La constitution de groupements momentanés d’entreprises (GME) est une technique de coopération aujourd’hui largement pratiquée. Le juge ne la sanctionne plus tant qu’elle respecte les règles élémentaires du droit des groupements (avis n° 05-A-23 du 5 décembre 2005 du Conseil de la concurrence). Le besoin qu’éprouvent les entreprises à se regrouper répond à un souci de pouvoir soumissionner de nouveaux marchés auxquels elles ne pourraient accéder seules. La force d’une telle union permet de présenter au maître d’ouvrage une équipe aux compétences élargies et variées. Le GME présente un intérêt quantitatif (une capacité accrue), mais aussi qualitatif (une offre diversifiée).
La participation des entreprises à la réalisation de l’ouvrage commun peut s’opérer à divers niveaux : soit certaines entreprises décident de contracter directement avec le maître d’ouvrage tout en concluant entre elles un accord de coopération (c’est l’hypothèse de la cotraitance) ; soit certaines d’entre elles ne souhaitent intervenir qu’en arrière-plan et n’établir de rapport contractuel qu’avec l’un des cotraitants (c’est l’hypothèse de la sous-traitance). Ces deux situations se combinent souvent pour donner naissance à des schémas originaux de coopération, où les rôles respectifs des intervenants prêtent parfois à confusion.
Distinction de la sous-traitance et de la cotraitance
D’un point de vue structurel
La sous-traitance est l’opération par laquelle l’entrepreneur principal soumet la réalisation de tout ou partie du marché qu’il a passé avec le maître d’ouvrage à un ou plusieurs sous-traitants. Un rapport hiérarchique – voire chronologique – entre le marché principal et le (ou les) sous-traité(s) s’impose, conférant à cette structure un aspect linéaire et vertical, où seul l’entrepreneur principal est contractant du maître d’ouvrage.

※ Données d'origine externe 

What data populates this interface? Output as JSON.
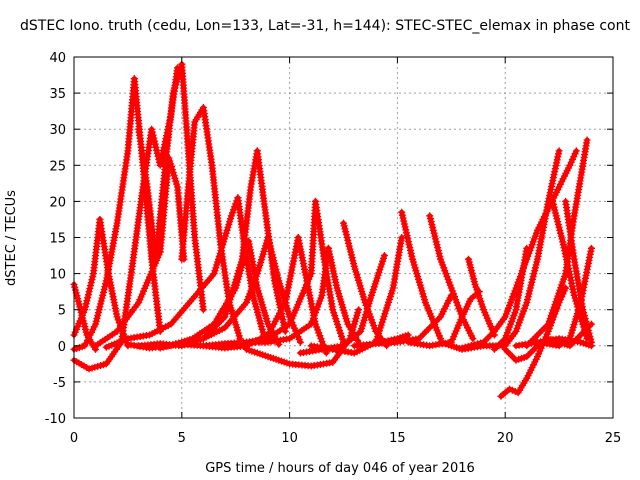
{
  "chart_data": {
    "type": "scatter",
    "title": "dSTEC Iono. truth (cedu, Lon=133, Lat=-31, h=144): STEC-STEC_elemax in phase cont",
    "xlabel": "GPS time / hours of day 046 of year 2016",
    "ylabel": "dSTEC  / TECUs",
    "xlim": [
      0,
      25
    ],
    "ylim": [
      -10,
      40
    ],
    "x_ticks": [
      "0",
      "5",
      "10",
      "15",
      "20",
      "25"
    ],
    "y_ticks": [
      "-10",
      "-5",
      "0",
      "5",
      "10",
      "15",
      "20",
      "25",
      "30",
      "35",
      "40"
    ],
    "grid": true,
    "marker": "+",
    "color": "#ff0000",
    "series": [
      {
        "x": [
          0.0,
          0.3,
          0.6,
          1.0
        ],
        "y": [
          8.5,
          5.0,
          1.5,
          -0.5
        ]
      },
      {
        "x": [
          0.0,
          0.5,
          1.0,
          1.5,
          2.0,
          2.5,
          2.8
        ],
        "y": [
          -0.5,
          0.0,
          3.0,
          9.0,
          17.0,
          27.0,
          37.0
        ]
      },
      {
        "x": [
          2.8,
          3.2,
          3.6,
          4.0
        ],
        "y": [
          37.0,
          25.0,
          12.0,
          2.0
        ]
      },
      {
        "x": [
          0.0,
          0.5,
          0.9,
          1.2
        ],
        "y": [
          1.5,
          5.0,
          10.0,
          17.5
        ]
      },
      {
        "x": [
          1.2,
          1.6,
          2.0,
          2.5
        ],
        "y": [
          17.5,
          10.0,
          4.0,
          0.0
        ]
      },
      {
        "x": [
          0.0,
          0.7,
          1.5,
          2.2,
          2.7
        ],
        "y": [
          -2.0,
          -3.2,
          -2.5,
          0.5,
          11.0
        ]
      },
      {
        "x": [
          2.7,
          3.2,
          3.6,
          4.0,
          4.5,
          4.8
        ],
        "y": [
          11.0,
          22.0,
          30.0,
          25.0,
          32.0,
          38.5
        ]
      },
      {
        "x": [
          3.0,
          3.4,
          3.8
        ],
        "y": [
          30.0,
          22.0,
          12.0
        ]
      },
      {
        "x": [
          3.8,
          4.2,
          4.6,
          5.0
        ],
        "y": [
          12.0,
          24.0,
          35.0,
          39.0
        ]
      },
      {
        "x": [
          5.0,
          5.3,
          5.6,
          6.0
        ],
        "y": [
          39.0,
          27.0,
          15.0,
          5.0
        ]
      },
      {
        "x": [
          1.0,
          2.0,
          3.0,
          4.0
        ],
        "y": [
          0.0,
          2.0,
          6.0,
          13.0
        ]
      },
      {
        "x": [
          4.0,
          4.4,
          4.8,
          5.1
        ],
        "y": [
          13.0,
          26.0,
          22.0,
          12.0
        ]
      },
      {
        "x": [
          5.0,
          5.3,
          5.6,
          6.0,
          6.4
        ],
        "y": [
          12.0,
          22.0,
          31.0,
          33.0,
          25.0
        ]
      },
      {
        "x": [
          6.4,
          6.8,
          7.2,
          7.7
        ],
        "y": [
          25.0,
          14.0,
          6.0,
          1.0
        ]
      },
      {
        "x": [
          1.5,
          2.5,
          3.5,
          4.5,
          5.5,
          6.5,
          7.3,
          7.6
        ],
        "y": [
          -0.2,
          1.0,
          1.5,
          3.0,
          6.5,
          10.0,
          18.0,
          20.5
        ]
      },
      {
        "x": [
          7.6,
          7.9,
          8.3,
          8.8
        ],
        "y": [
          20.5,
          14.0,
          7.0,
          1.5
        ]
      },
      {
        "x": [
          2.5,
          3.5,
          4.5,
          5.5,
          6.5,
          7.5,
          8.1
        ],
        "y": [
          0.2,
          -0.3,
          0.0,
          1.0,
          3.0,
          8.0,
          14.5
        ]
      },
      {
        "x": [
          8.1,
          8.5,
          9.0,
          9.5
        ],
        "y": [
          14.5,
          8.0,
          3.0,
          0.2
        ]
      },
      {
        "x": [
          3.0,
          4.0,
          5.0,
          6.0,
          7.0,
          7.8,
          8.2,
          8.5
        ],
        "y": [
          0.0,
          0.3,
          0.0,
          1.0,
          4.0,
          12.0,
          22.0,
          27.0
        ]
      },
      {
        "x": [
          8.5,
          8.9,
          9.3,
          9.8
        ],
        "y": [
          27.0,
          18.0,
          9.0,
          2.0
        ]
      },
      {
        "x": [
          4.0,
          5.0,
          6.0,
          7.0,
          8.0,
          8.5,
          9.0
        ],
        "y": [
          -0.3,
          0.5,
          1.0,
          2.5,
          6.0,
          10.0,
          15.0
        ]
      },
      {
        "x": [
          9.0,
          9.5,
          10.0,
          10.5
        ],
        "y": [
          15.0,
          9.0,
          4.0,
          0.5
        ]
      },
      {
        "x": [
          5.0,
          6.0,
          7.0,
          8.0,
          9.0,
          10.0,
          11.0,
          11.2
        ],
        "y": [
          0.2,
          0.0,
          0.3,
          0.5,
          1.0,
          3.0,
          10.0,
          20.0
        ]
      },
      {
        "x": [
          11.2,
          11.6,
          12.0,
          12.5
        ],
        "y": [
          20.0,
          12.0,
          5.0,
          0.5
        ]
      },
      {
        "x": [
          6.0,
          7.0,
          8.0,
          9.0,
          9.8,
          10.4
        ],
        "y": [
          0.0,
          -0.3,
          0.0,
          1.5,
          6.0,
          15.0
        ]
      },
      {
        "x": [
          10.4,
          10.8,
          11.2,
          11.7
        ],
        "y": [
          15.0,
          9.0,
          3.0,
          -1.0
        ]
      },
      {
        "x": [
          7.0,
          8.0,
          9.0,
          10.0,
          11.0,
          11.5,
          11.8
        ],
        "y": [
          0.0,
          0.5,
          0.5,
          1.0,
          3.0,
          7.0,
          13.5
        ]
      },
      {
        "x": [
          11.8,
          12.2,
          12.7,
          13.3
        ],
        "y": [
          13.5,
          8.0,
          3.0,
          0.0
        ]
      },
      {
        "x": [
          8.0,
          9.0,
          10.0,
          11.0,
          12.0,
          12.8,
          13.2
        ],
        "y": [
          -0.5,
          -1.5,
          -2.5,
          -2.8,
          -2.3,
          1.0,
          5.0
        ]
      },
      {
        "x": [
          12.5,
          13.0,
          13.5,
          14.0,
          14.5
        ],
        "y": [
          17.0,
          11.0,
          6.0,
          2.0,
          0.0
        ]
      },
      {
        "x": [
          10.5,
          11.5,
          12.5,
          13.3,
          13.8,
          14.4
        ],
        "y": [
          -1.0,
          -0.5,
          0.0,
          2.0,
          7.0,
          12.5
        ]
      },
      {
        "x": [
          11.0,
          12.0,
          13.0,
          14.0,
          14.8,
          15.2
        ],
        "y": [
          0.0,
          -0.5,
          -1.0,
          0.5,
          8.0,
          15.0
        ]
      },
      {
        "x": [
          15.2,
          15.7,
          16.3,
          17.0
        ],
        "y": [
          18.5,
          12.0,
          6.0,
          1.0
        ]
      },
      {
        "x": [
          13.0,
          14.0,
          15.0,
          15.5
        ],
        "y": [
          0.0,
          0.3,
          1.0,
          1.5
        ]
      },
      {
        "x": [
          16.5,
          17.0,
          17.5,
          18.0,
          18.5
        ],
        "y": [
          18.0,
          12.0,
          8.0,
          4.0,
          1.0
        ]
      },
      {
        "x": [
          14.0,
          15.0,
          16.0,
          17.0,
          17.5
        ],
        "y": [
          0.3,
          0.5,
          1.0,
          4.0,
          7.0
        ]
      },
      {
        "x": [
          15.5,
          16.5,
          17.5,
          18.0,
          18.4,
          18.8
        ],
        "y": [
          0.5,
          0.0,
          0.5,
          4.0,
          6.5,
          7.5
        ]
      },
      {
        "x": [
          18.3,
          18.6,
          19.0,
          19.5
        ],
        "y": [
          12.0,
          8.5,
          5.0,
          1.5
        ]
      },
      {
        "x": [
          17.0,
          18.0,
          19.0,
          20.0,
          20.5,
          21.0,
          21.5,
          22.0,
          22.5
        ],
        "y": [
          0.5,
          -0.5,
          0.0,
          0.0,
          2.0,
          6.0,
          12.0,
          20.0,
          27.0
        ]
      },
      {
        "x": [
          18.0,
          19.0,
          19.5,
          20.0,
          20.5,
          21.0,
          21.5,
          22.0,
          22.5,
          23.0,
          23.3
        ],
        "y": [
          -0.3,
          0.5,
          2.0,
          4.0,
          8.0,
          12.0,
          16.0,
          19.0,
          22.0,
          25.0,
          27.0
        ]
      },
      {
        "x": [
          19.5,
          20.0,
          20.5,
          21.0
        ],
        "y": [
          -0.5,
          1.0,
          5.0,
          13.5
        ]
      },
      {
        "x": [
          19.8,
          20.2,
          20.6,
          21.0,
          21.5,
          22.0,
          22.5,
          22.8
        ],
        "y": [
          -7.0,
          -6.0,
          -6.5,
          -4.5,
          -1.5,
          2.0,
          6.0,
          8.0
        ]
      },
      {
        "x": [
          20.0,
          20.5,
          21.0,
          21.5,
          22.0,
          22.5,
          23.0,
          23.5,
          24.0
        ],
        "y": [
          -0.5,
          -2.0,
          -1.5,
          0.0,
          1.0,
          0.5,
          0.0,
          1.5,
          3.0
        ]
      },
      {
        "x": [
          21.0,
          22.0,
          22.8,
          23.2,
          23.8
        ],
        "y": [
          0.0,
          3.0,
          10.0,
          18.0,
          28.5
        ]
      },
      {
        "x": [
          22.2,
          22.7,
          23.2,
          23.8
        ],
        "y": [
          20.0,
          14.0,
          7.0,
          1.0
        ]
      },
      {
        "x": [
          22.8,
          23.2,
          23.6,
          24.0
        ],
        "y": [
          20.0,
          12.0,
          5.0,
          0.5
        ]
      },
      {
        "x": [
          21.5,
          22.5,
          23.0,
          23.5,
          24.0
        ],
        "y": [
          0.5,
          0.0,
          1.0,
          6.0,
          13.5
        ]
      },
      {
        "x": [
          20.5,
          21.5,
          22.5,
          23.5,
          24.0
        ],
        "y": [
          0.0,
          0.5,
          1.0,
          0.5,
          0.0
        ]
      }
    ]
  }
}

En revanche, la cotraitance est l’opération par laquelle tous les entrepreneurs conviennent individuellement avec le maître d’ouvrage des conditions de réalisation de leur propre lot, avant de passer entre eux une convention de GME destinée à déterminer les modalités de leur coopération. La cotraitance devient dès lors une structure circulaire et horizontale, où tous les intervenants sont directement liés au maître d’ouvrage.
D’un point de vue juridique
La sous-traitance est soumise à un régime de droit spécial. La loi du 31 décembre 1975 organise précisément cette pratique et frappe de nullité toutes les dispositions contractuelles qui lui seraient contraires. Le caractère d’ordre public de ce texte confère au sous-traitant un statut protecteur auquel les entreprises ne sauraient échapper.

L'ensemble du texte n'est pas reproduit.